After I pushed the signal lever forward, I got the auto high beam icon in the dash. I'm sure it will work now. Thanks. 

Now to figure out the mirror auto tilt in reverse.


----------



## bludevilx (Mar 10, 2016)

cplus71 said:


> When adjusting the knob pointed to the right still doesn't do anything. I'm not sure why you would need to do that since this feature has it's own settings in the Settings section.
> 
> Regarding the high beams, the SEL P / Execline comes with this feature. You shouldn't have to use OBDeleven.
> 
> Thanks,


Says in the instructions manual that it has to be pointed to the right. Other than that I'm not sure

Sent from my SM-G950U using Tapatalk


----------



## jayin0507 (Apr 5, 2018)

cplus71 said:


> When adjusting the knob pointed to the right still doesn't do anything. I'm not sure why you would need to do that since this feature has it's own settings in the Settings section.
> 
> Regarding the high beams, the SEL P / Execline comes with this feature. You shouldn't have to use OBDeleven.
> 
> Thanks,


I had the same issue before. I adjusted the passenger side mirror for reversing but never set it to a memory button. 

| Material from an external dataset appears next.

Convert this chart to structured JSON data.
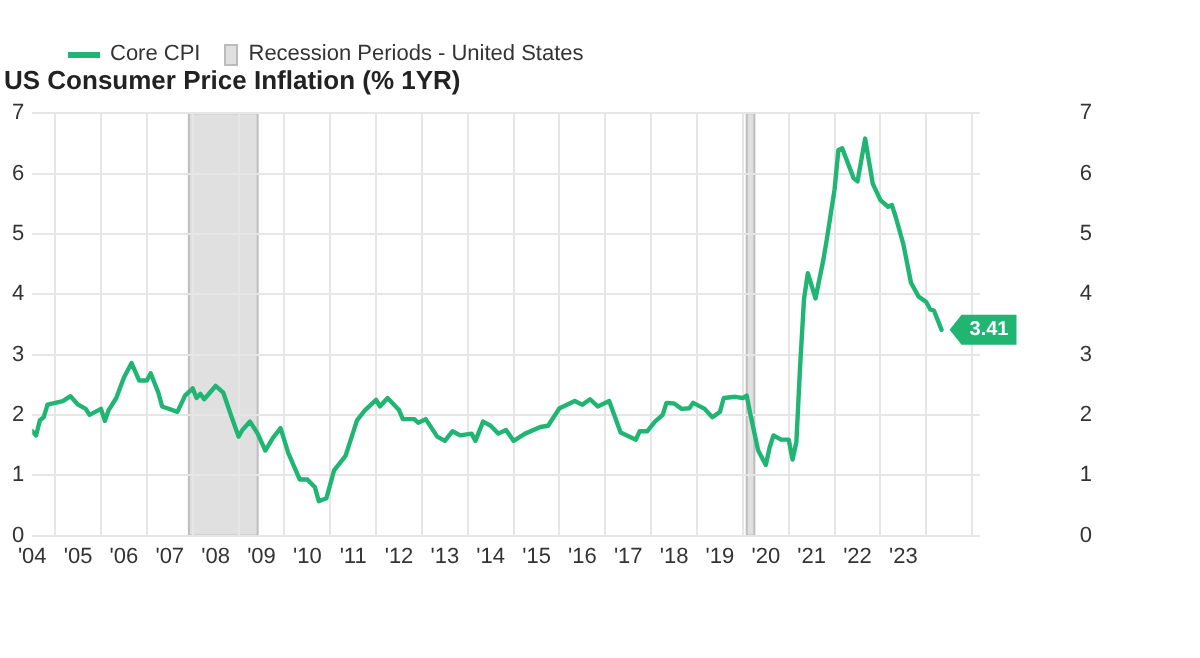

You will have to set your passenger side mirror to the position you want when reversing and then when it is all set you have to set it to what ever memory button you want. Once that is all set and you reverse you have to make sure the side mirror knob is on pointed to the right mirror.


----------



## KarstGeo (Jan 19, 2018)

Have you read the manual on this? It's all in there.


----------



## cplus71 (Mar 14, 2018)

KarstGeo said:


> Have you read the manual on this? It's all in there.


I'm sure it is. I was going to read it, but then my son threw it out by mistake. 

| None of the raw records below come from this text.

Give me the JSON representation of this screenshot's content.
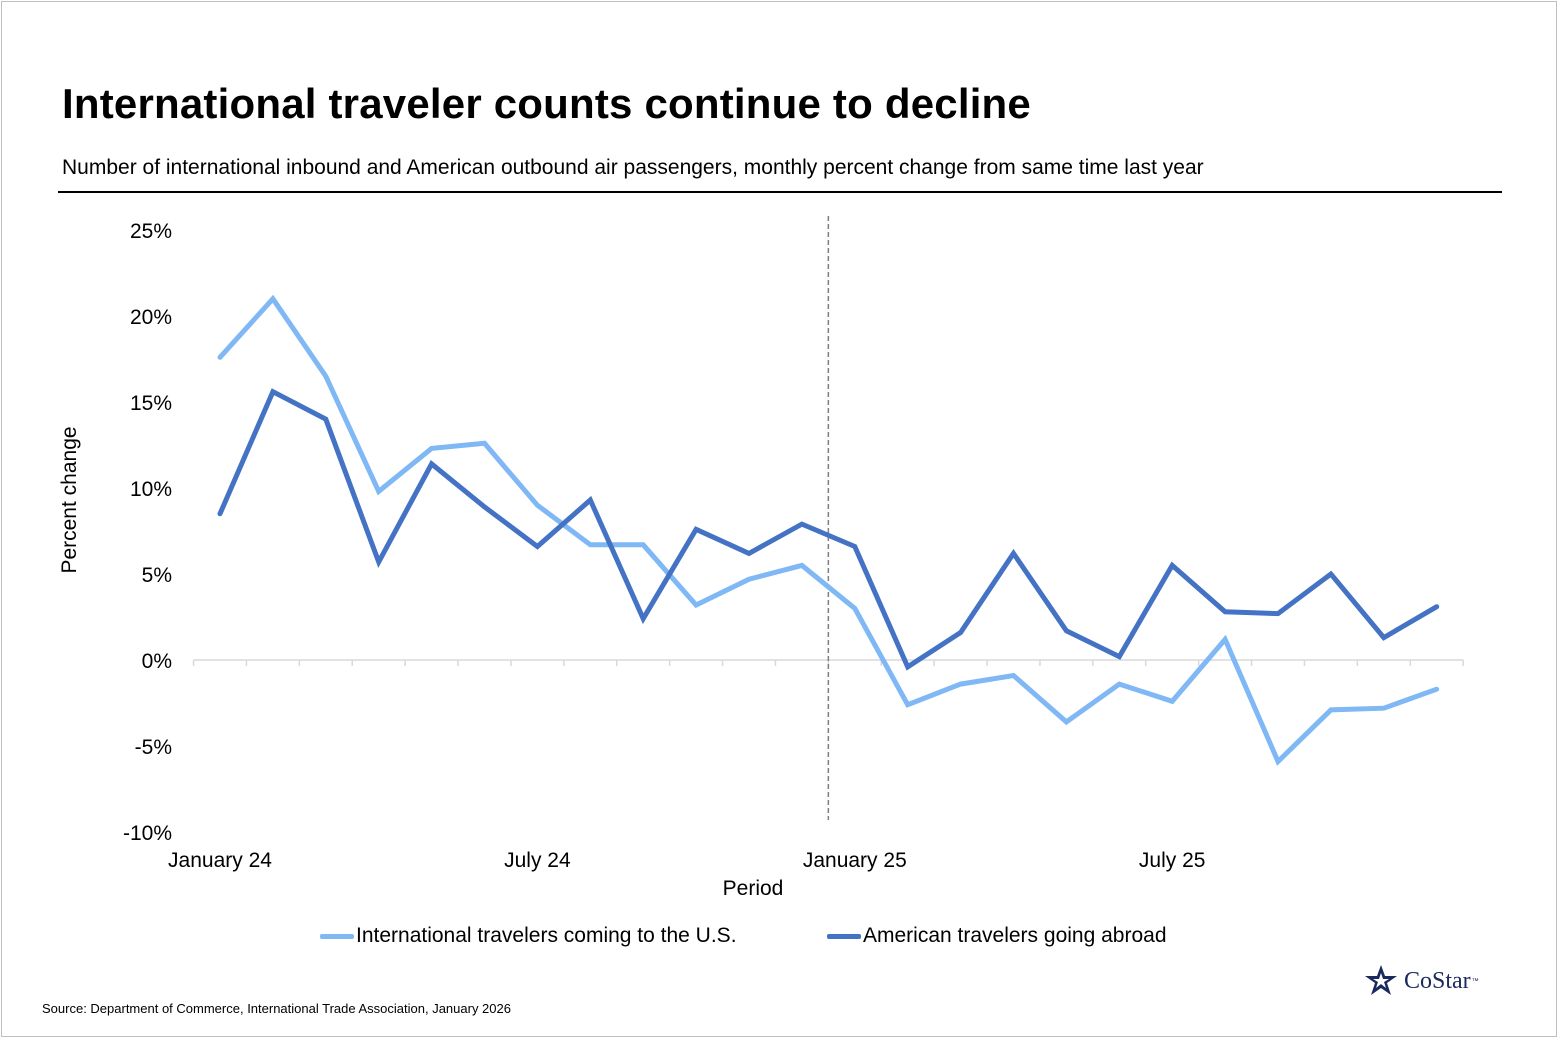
{
  "title": "International traveler counts continue to decline",
  "subtitle": "Number of international inbound and American outbound air passengers, monthly percent change from same time last year",
  "source": "Source: Department of Commerce, International Trade Association, January 2026",
  "logo": {
    "text": "CoStar",
    "tm": "™"
  },
  "colors": {
    "light_series": "#7fb8f5",
    "dark_series": "#4472c4",
    "divider": "#7f7f7f",
    "axis": "#d9d9d9"
  },
  "chart_data": {
    "type": "line",
    "xlabel": "Period",
    "ylabel": "Percent change",
    "ylim": [
      -10,
      25
    ],
    "yticks": [
      "25%",
      "20%",
      "15%",
      "10%",
      "5%",
      "0%",
      "-5%",
      "-10%"
    ],
    "ytick_values": [
      25,
      20,
      15,
      10,
      5,
      0,
      -5,
      -10
    ],
    "x": [
      "Jan 2024",
      "Feb 2024",
      "Mar 2024",
      "Apr 2024",
      "May 2024",
      "Jun 2024",
      "Jul 2024",
      "Aug 2024",
      "Sep 2024",
      "Oct 2024",
      "Nov 2024",
      "Dec 2024",
      "Jan 2025",
      "Feb 2025",
      "Mar 2025",
      "Apr 2025",
      "May 2025",
      "Jun 2025",
      "Jul 2025",
      "Aug 2025",
      "Sep 2025",
      "Oct 2025",
      "Nov 2025",
      "Dec 2025"
    ],
    "xtick_labels": [
      {
        "index": 0,
        "label": "January 24"
      },
      {
        "index": 6,
        "label": "July 24"
      },
      {
        "index": 12,
        "label": "January 25"
      },
      {
        "index": 18,
        "label": "July 25"
      }
    ],
    "divider_after_index": 11,
    "series": [
      {
        "name": "International travelers coming to the U.S.",
        "color": "#7fb8f5",
        "values": [
          17.6,
          21.0,
          16.5,
          9.8,
          12.3,
          12.6,
          9.0,
          6.7,
          6.7,
          3.2,
          4.7,
          5.5,
          3.0,
          -2.6,
          -1.4,
          -0.9,
          -3.6,
          -1.4,
          -2.4,
          1.2,
          -5.9,
          -2.9,
          -2.8,
          -1.7
        ]
      },
      {
        "name": "American travelers going abroad",
        "color": "#4472c4",
        "values": [
          8.5,
          15.6,
          14.0,
          5.7,
          11.4,
          8.9,
          6.6,
          9.3,
          2.4,
          7.6,
          6.2,
          7.9,
          6.6,
          -0.4,
          1.6,
          6.2,
          1.7,
          0.2,
          5.5,
          2.8,
          2.7,
          5.0,
          1.3,
          3.1
        ]
      }
    ],
    "grid": false,
    "legend_position": "bottom"
  }
}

Didn't think you need to do all this on top of it being selected in settings. 

I'll try it out.

Thanks,


----------



## KarstGeo (Jan 19, 2018)

Here u go. Terrible it got thrown out...I'd see about getting another ..v. useful.









Sent from my SM-G950U using Tapatalk


----------



## cplus71 (Mar 14, 2018)

KarstGeo said:


> Here u go. Terrible it got thrown out...I'd see about getting another ..v. useful.
> 
> 
> 
> ...


Thank you. I got it to work.


----------